Zucker ist dabei ein eigenes Thema. So wichtig Zucker als Energieträger ist, so sehr kommt es auf die Dosis an. Maximal 50 Gramm am Tag ist die empfohlene Menge für Erwachsene. Der Deutsche konsumiert im Schnitt aber doppelt so viel. 100 Gramm Zucker – so viel ist schon in einem Liter Cola enthalten. Ebenso in den beliebten Fertig-Eistees.
In Großbritannien gibt es seit 2018 eine Zuckersteuer. Deutschland zögert, die Industrie wettert dagegen. Diskutiert wird regelmäßig auch, gesunde Lebensmittel teils oder ganz von der Mehrwertsteuer zu befreien. Laxy sieht darin ein Lenkungsmittel mit Potenzial. Der Konsument sei über Preise gut zu erreichen.

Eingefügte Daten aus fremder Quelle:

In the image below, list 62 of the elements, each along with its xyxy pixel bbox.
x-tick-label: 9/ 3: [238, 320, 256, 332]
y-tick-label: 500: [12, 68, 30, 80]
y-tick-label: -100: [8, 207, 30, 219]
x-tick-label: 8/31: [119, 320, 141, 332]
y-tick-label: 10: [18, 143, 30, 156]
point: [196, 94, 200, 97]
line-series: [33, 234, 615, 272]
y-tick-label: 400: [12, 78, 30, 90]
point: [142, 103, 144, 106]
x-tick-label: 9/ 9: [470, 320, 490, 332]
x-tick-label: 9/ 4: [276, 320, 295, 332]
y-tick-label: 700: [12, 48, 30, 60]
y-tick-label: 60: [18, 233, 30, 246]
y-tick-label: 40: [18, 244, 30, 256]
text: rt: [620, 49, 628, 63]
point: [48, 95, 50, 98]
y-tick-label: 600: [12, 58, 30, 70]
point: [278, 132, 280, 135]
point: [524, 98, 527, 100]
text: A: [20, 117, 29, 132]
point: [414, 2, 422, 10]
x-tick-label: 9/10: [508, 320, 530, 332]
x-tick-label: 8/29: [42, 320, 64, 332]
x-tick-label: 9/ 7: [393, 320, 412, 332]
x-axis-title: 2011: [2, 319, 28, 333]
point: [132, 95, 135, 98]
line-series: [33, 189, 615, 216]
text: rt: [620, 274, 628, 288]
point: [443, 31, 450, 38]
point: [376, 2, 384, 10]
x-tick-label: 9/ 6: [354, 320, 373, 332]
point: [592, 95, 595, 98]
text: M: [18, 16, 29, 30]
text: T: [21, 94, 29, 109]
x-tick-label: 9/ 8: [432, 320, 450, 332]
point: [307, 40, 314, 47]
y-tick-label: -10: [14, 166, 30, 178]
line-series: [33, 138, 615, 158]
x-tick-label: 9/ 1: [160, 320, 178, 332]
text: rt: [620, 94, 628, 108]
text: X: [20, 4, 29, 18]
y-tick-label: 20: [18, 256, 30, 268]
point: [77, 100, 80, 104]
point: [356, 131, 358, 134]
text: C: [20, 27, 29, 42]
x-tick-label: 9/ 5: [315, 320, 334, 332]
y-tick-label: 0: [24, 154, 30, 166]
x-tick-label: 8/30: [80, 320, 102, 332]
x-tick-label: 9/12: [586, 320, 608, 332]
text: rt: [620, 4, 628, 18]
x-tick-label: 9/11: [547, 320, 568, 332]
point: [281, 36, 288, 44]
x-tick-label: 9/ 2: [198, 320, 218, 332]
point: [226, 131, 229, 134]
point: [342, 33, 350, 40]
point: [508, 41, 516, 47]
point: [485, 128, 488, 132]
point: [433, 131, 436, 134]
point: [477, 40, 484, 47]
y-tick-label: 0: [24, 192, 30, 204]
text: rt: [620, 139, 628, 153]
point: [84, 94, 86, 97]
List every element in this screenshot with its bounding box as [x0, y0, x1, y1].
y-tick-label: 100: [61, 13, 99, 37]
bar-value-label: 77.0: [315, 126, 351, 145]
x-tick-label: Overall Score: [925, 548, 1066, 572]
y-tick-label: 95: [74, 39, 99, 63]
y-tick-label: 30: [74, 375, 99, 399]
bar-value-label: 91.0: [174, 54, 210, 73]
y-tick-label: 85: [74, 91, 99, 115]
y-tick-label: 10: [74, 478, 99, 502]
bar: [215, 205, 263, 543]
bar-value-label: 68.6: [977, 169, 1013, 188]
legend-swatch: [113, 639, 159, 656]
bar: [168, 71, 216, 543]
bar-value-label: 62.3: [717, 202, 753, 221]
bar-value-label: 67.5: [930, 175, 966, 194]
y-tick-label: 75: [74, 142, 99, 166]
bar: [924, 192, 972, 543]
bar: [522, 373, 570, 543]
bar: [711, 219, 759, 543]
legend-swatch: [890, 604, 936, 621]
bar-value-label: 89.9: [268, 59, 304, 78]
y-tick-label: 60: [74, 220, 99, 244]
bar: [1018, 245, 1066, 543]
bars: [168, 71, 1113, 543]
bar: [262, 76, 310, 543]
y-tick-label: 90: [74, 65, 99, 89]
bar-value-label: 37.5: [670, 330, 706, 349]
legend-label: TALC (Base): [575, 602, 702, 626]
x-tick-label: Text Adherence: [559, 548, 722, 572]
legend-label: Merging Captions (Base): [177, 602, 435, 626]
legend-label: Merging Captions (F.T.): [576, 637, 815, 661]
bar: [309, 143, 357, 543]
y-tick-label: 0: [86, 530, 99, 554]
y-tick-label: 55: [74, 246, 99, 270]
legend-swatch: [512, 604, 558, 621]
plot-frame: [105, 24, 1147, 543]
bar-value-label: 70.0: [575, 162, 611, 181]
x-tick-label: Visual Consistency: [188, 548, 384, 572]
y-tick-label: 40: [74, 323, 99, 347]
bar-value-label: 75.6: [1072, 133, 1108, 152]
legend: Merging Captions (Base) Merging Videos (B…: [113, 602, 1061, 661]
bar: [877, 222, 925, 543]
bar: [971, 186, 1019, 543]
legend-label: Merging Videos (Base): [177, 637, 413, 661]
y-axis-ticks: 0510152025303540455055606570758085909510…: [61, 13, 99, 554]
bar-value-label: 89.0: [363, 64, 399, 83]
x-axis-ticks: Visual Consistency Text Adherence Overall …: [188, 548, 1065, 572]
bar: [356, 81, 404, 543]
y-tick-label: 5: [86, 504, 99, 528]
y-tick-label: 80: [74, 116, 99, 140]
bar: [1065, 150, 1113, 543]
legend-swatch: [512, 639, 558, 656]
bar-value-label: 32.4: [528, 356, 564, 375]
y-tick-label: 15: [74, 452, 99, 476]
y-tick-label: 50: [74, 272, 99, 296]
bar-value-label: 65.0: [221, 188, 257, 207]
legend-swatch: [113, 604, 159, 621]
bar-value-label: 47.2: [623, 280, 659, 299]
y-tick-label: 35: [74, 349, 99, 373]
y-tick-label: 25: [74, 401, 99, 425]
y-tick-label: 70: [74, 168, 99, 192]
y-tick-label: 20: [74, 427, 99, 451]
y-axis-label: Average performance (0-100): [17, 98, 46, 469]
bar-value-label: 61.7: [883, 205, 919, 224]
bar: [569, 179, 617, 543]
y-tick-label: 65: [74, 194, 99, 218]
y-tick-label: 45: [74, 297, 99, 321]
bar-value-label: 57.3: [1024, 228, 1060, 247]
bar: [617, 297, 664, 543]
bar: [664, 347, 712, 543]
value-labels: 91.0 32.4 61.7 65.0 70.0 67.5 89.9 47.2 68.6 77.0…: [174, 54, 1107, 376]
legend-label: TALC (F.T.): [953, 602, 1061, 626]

In Großbritannien läuft die Zuckersteuer übrigens folgendermaßen: Auf Getränke ab fünf Gramm pro 100 Milliliter werden 18 Pence (21 Cent) fällig, ab acht Gramm Zucker sind es 24 Pence (28 Cent). „Soft Drinks Industry Levy“ nennt sich die Steuer. Die Cambridge Universität hat festgestellt, dass die Steuer die Fettleibigkeit bei zehn- und elfjährigen Mädchen um acht Prozent reduziert hat.